Nebraska Pulls ‘Sexually Suggestive’ License Plate Design Because They Featured The Wrong Statue


The state of Nebraska dealt with a lot of mockery when they unveiled their new license plate design for 2017. The plate, which was supposed to depict the Nebraska Sower, a statue of a man throwing seeds from the top of the state Capitol building, was called boring by some. Others found it “sexually suggestive,” pointing to the way that the man is holding his sack; that is to say, his satchel of grain.

Now, according to a report from CBS Local, the plates have been pulled from production. That said, KMTV reports that the plates weren’t pulled due to criticism at all, “sexually suggestive” or not. No, the reasoning for pulling the new plates was much simpler… and much sillier.

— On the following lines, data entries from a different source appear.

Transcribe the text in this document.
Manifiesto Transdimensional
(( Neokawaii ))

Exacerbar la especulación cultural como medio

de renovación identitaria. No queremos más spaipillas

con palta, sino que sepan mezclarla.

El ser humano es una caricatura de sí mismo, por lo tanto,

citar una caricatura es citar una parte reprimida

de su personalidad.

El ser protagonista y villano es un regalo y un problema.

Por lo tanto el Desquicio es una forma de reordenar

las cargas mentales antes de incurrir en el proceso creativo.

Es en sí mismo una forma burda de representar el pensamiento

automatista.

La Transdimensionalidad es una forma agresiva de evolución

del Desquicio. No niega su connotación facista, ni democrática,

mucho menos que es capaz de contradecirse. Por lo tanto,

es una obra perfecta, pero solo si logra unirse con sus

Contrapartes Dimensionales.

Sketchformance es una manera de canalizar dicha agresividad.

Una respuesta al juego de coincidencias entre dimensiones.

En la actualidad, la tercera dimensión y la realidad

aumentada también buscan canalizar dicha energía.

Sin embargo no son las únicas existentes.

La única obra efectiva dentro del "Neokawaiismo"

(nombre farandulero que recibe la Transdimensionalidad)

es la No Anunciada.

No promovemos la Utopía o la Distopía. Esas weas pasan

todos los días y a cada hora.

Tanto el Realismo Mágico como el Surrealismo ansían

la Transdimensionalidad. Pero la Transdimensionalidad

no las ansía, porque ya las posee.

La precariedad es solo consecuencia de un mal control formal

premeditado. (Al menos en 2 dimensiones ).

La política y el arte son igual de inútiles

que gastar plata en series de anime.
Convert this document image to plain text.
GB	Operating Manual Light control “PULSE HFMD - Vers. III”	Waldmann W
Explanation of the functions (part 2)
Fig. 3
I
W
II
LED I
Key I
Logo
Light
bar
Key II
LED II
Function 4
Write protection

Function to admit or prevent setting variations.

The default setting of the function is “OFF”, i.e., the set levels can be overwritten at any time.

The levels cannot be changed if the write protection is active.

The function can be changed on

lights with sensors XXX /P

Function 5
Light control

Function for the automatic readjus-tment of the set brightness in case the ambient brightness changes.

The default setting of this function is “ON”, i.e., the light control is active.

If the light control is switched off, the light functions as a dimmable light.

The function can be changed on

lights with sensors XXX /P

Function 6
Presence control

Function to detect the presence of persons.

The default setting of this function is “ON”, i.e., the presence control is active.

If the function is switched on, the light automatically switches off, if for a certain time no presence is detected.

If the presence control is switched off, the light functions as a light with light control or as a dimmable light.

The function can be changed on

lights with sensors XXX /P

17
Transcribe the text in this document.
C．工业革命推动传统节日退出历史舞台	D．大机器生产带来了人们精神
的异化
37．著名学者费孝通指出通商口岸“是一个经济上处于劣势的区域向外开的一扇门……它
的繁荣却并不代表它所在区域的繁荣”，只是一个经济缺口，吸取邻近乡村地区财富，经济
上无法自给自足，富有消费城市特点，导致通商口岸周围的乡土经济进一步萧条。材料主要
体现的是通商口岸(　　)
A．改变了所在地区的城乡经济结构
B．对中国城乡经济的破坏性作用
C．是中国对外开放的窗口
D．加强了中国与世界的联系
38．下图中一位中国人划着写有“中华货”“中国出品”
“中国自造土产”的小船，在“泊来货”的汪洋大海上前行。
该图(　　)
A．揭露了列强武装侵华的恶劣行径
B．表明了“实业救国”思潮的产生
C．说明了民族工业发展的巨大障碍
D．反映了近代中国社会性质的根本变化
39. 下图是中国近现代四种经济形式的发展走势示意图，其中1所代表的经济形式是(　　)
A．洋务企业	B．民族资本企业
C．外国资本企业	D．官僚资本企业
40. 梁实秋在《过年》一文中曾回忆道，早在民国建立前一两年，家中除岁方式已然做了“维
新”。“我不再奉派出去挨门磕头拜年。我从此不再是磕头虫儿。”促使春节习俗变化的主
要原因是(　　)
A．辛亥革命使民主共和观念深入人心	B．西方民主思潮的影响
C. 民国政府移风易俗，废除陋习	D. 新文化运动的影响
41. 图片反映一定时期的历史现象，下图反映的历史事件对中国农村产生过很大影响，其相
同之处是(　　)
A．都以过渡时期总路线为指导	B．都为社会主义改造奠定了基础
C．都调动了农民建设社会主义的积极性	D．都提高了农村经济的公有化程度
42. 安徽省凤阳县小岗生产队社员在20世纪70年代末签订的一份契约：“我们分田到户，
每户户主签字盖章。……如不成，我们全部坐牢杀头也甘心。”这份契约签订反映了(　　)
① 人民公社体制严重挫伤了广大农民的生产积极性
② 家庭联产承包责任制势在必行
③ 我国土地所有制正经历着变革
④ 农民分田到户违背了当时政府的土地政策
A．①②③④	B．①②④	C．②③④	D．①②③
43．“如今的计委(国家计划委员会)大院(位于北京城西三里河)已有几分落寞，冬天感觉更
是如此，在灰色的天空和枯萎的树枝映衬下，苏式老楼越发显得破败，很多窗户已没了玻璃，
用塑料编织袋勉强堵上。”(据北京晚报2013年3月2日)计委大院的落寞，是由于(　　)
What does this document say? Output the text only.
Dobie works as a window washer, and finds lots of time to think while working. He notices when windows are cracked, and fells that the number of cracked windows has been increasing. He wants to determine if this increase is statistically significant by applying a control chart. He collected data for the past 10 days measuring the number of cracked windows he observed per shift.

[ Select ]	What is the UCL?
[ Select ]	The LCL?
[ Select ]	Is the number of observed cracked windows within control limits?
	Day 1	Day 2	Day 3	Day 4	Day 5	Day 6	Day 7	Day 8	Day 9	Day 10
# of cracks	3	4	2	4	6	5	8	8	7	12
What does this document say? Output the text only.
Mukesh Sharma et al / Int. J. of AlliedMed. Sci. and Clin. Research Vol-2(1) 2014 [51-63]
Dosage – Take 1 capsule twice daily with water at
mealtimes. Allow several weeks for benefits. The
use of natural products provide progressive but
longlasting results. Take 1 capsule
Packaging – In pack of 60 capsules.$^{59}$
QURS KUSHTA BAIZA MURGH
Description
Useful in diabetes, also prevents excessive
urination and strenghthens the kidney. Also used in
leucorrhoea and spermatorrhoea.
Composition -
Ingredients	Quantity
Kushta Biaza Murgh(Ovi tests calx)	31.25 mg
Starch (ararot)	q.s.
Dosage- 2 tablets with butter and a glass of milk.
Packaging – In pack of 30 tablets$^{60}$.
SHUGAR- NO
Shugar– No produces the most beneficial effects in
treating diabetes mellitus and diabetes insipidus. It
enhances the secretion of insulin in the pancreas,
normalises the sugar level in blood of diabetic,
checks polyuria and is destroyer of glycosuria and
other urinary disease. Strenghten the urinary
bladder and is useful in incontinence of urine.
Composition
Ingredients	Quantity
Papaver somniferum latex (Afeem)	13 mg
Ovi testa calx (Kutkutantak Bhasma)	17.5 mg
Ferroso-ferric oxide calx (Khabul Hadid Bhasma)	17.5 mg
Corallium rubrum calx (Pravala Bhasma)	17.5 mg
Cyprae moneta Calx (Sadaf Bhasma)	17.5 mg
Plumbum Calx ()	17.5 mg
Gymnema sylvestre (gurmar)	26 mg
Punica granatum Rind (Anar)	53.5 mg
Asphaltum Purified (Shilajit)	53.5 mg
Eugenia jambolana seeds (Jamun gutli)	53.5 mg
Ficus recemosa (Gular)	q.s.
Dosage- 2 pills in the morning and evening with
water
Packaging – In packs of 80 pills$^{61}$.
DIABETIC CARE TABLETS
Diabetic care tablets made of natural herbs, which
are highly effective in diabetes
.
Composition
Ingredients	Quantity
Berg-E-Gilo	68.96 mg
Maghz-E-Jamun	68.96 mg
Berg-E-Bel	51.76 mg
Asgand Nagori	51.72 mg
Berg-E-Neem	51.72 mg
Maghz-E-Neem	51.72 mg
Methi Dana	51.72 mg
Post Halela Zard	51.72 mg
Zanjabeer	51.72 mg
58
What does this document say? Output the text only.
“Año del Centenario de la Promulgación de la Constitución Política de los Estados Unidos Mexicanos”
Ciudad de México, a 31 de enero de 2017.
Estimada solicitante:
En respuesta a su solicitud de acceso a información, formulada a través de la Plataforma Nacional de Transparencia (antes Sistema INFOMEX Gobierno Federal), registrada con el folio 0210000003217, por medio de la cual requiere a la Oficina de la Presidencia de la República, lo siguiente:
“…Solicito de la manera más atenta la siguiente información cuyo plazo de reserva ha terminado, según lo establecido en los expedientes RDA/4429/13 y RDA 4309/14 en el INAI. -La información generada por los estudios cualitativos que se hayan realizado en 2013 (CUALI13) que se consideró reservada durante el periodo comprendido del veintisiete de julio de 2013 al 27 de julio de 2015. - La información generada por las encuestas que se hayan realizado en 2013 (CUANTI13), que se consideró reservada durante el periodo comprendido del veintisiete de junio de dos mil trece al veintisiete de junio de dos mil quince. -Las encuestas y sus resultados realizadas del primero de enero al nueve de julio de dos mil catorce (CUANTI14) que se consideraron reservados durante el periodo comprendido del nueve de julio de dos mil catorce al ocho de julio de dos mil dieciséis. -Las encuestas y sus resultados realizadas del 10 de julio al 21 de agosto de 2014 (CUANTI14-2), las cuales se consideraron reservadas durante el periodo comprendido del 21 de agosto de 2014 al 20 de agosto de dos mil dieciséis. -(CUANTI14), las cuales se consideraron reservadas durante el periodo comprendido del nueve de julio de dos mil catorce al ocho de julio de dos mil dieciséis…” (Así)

The Nebraska license plates feature the wrong statue – a fact that nobody at the Department of Motor Vehicles had bothered to check before putting a submission from a 15-year-old contest into production.

“It was just a mistake on my part,” said 43-year-old Jeff Heldt of Omaha, the artist of the suspect plates, noting that (not actually being in Lincoln, the state capitol) he’d taken his reference from an image on the web.

“There’s no conspiracy around it. In 2002, there weren’t a lot of great pictures of the sower online. That was one of the more detailed ones.”

Heldt had submitted the image for a license plate contest in 2002, but it turned out that his reference image was actually a picture of a relief sculpture on Michigan State University’s campus in East Lansing. Heldt didn’t realize that his contest entry had been used for the new license plate until he saw a newspaper article about the new design for the 2017 plates; going through his files, he determined that the new plates were in fact based on his original contest entry.

In all fairness, even in the best pictures, the statue is not easy to make out.
In all fairness, even in the best pictures, the statue is not easy to make out. [Image via Shutterstock/Henryk Sadura]

Nebraska Governor Pete Ricketts said through a representative that he “appreciates the designer stepping forward to explain the sources he used to develop the submission.”

DMV Director Rhonda Lahm has promised that the plates will be redesigned and will be back in production soon.

“Given that we know with certainty that the image incorporated an element of a different sower, production has been stopped on the new license plate. The DMV will work to substitute a more accurate image of The Sower, so that production can resume in the near future. The DMV anticipates no additional costs as a result of this change.”

This isn’t the first time that the Nebraska DMV has had issues with new plates. In 2009, they invited the public to vote online on their new license plate design, and we all know that asking the internet to vote on something always goes well. After the poll closed, the DMV felt forced to throw out thousands of votes after they realized that a humor website had urged readers to”ruin the poll” by voting for the “most boring plate.” Beverly Neth, the DMV Director at the time, said that she had “disqualified the votes” when it became “clear that the site’s malicious intent was realized.”

“On Thursday, May 7, I was advised that an external website had linked to our license plate voting survey. The site’s stated intent was to ‘ruin the poll’ by urging individuals to vote for plate #2, which in their words was the most boring plate.”

Not that the DMV is having much better luck with online polls in 2016; KMTV conducted their own poll which showed that 88 percent of voters dislike the new Nevada plates.

The remaining 12% feel that anything is acceptable after this.
The remaining 12 percent feel that anything is acceptable after this. [Photo by Scott Olson/Getty Images]

Some days, you just can’t win. But picking the right picture helps.